Clinical and electrophysiologic predictors of outcome in 27 children with Guillain-Barre syndrome were determined by a retrospective review of records at the University of Iowa Hospitals and Clinics, Iowa City, IA. Patients were divided into 2 groups; Group 1, recovery (complete or partial) after more than 2 months, and group 2, within 2 months of onset. Age at presentation ranged from 1 to 16 years (mean 9 years). Males outnumbered females 2:1. Antecendent infection (within 1 month of onset) occurred in 70%; cytomegalovirus infection was present in 26%. Numbness was the the most common presenting symptom, occurring in 48%. Cranial nerve involvement in 70% (mainly VII (55%), some multiple (29%)) occurred especially in group 1. Intubation was required in 36% of group 1 only. Intravenous immunoglobulin had been used more frequently in the early recovery group 2 than group 1 patients. Features significantly different between the 2 groups were as follows: 1) maximum disability score at presentation; 2) intubation; 3) cranial nerve involvement, and 4) nerve conduction block. The maximum disability score at presentation and the probability of intubation were also significantly correlated. Features not significantly different in the 2 groups included: age, gender, preceding infection, cytomegalovirus, severity of presenting weakness, csf protein level, nerve conduction velocities and muscle and nerve action potential amplitudes, fibrillation potentials, F wave, insertional activity, axonopathy or demyelinating patterns, and IV immunoglobulin therapy. [1]

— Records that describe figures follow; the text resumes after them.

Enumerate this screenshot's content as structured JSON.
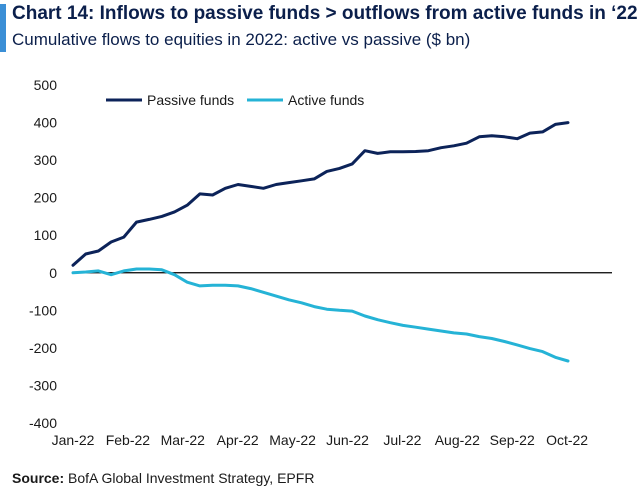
{
  "header": {
    "title": "Chart 14: Inflows to passive funds > outflows from active funds in ‘22",
    "subtitle": "Cumulative flows to equities in 2022: active vs passive ($ bn)"
  },
  "footer": {
    "source_label": "Source:",
    "source_text": "BofA Global Investment Strategy, EPFR"
  },
  "colors": {
    "passive": "#0c2359",
    "active": "#25b3d6",
    "zero_line": "#000000",
    "accent": "#3b8fd6"
  },
  "chart_data": {
    "type": "line",
    "title": "Chart 14: Inflows to passive funds > outflows from active funds in ‘22",
    "subtitle": "Cumulative flows to equities in 2022: active vs passive ($ bn)",
    "xlabel": "",
    "ylabel": "",
    "ylim": [
      -400,
      500
    ],
    "yticks": [
      500,
      400,
      300,
      200,
      100,
      0,
      -100,
      -200,
      -300,
      -400
    ],
    "xticks": [
      "Jan-22",
      "Feb-22",
      "Mar-22",
      "Apr-22",
      "May-22",
      "Jun-22",
      "Jul-22",
      "Aug-22",
      "Sep-22",
      "Oct-22"
    ],
    "grid": false,
    "legend": "top-left",
    "x_unit": "weeks",
    "series": [
      {
        "name": "Passive funds",
        "color": "#0c2359",
        "values": [
          20,
          50,
          58,
          82,
          95,
          135,
          142,
          150,
          162,
          180,
          210,
          207,
          225,
          235,
          230,
          225,
          235,
          240,
          245,
          250,
          270,
          278,
          290,
          325,
          318,
          322,
          322,
          323,
          325,
          333,
          338,
          345,
          362,
          365,
          362,
          357,
          372,
          375,
          395,
          400
        ]
      },
      {
        "name": "Active funds",
        "color": "#25b3d6",
        "values": [
          0,
          2,
          5,
          -5,
          5,
          10,
          10,
          8,
          -5,
          -25,
          -35,
          -33,
          -33,
          -35,
          -42,
          -52,
          -62,
          -72,
          -80,
          -90,
          -97,
          -100,
          -102,
          -115,
          -125,
          -133,
          -140,
          -145,
          -150,
          -155,
          -160,
          -163,
          -170,
          -175,
          -183,
          -192,
          -202,
          -210,
          -225,
          -235
        ]
      }
    ]
  }
}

COMMENT. Predictors of poor outcome and delayed recovery in childhood Guillain-Barre syndrome include maximum disability score at presentation, intubation, cranial nerve involvement, and conduction block. Other electrophysiological findings are not of predictive value in children. The axonal form of neuropathy, sometimes associated with a poor prognosis in adults, was present only in 2 children of the present series, both in group 1 with a delayed recovery. The difference was not significant. Campylobacter jejuni infection has been linked to a poor prognosis of GBS in 5 reports in the literature, but was not isolated in the above patient series. (See Progress in Pediatric Neurology III, 1997;pp353-4, for reports of GBS associated with C. jejuni infection).

Atypical presentation of Guillain-Barre syndrome. Eight children with GBS presented with CNS symptoms, including drowsiness, headache, and meningismus, suggesting a meningoencephalitis [2]. Prominent CNS symptoms at onset of GBS should be recognized as part of the syndrome to avoid delay in diagnosis and treatment.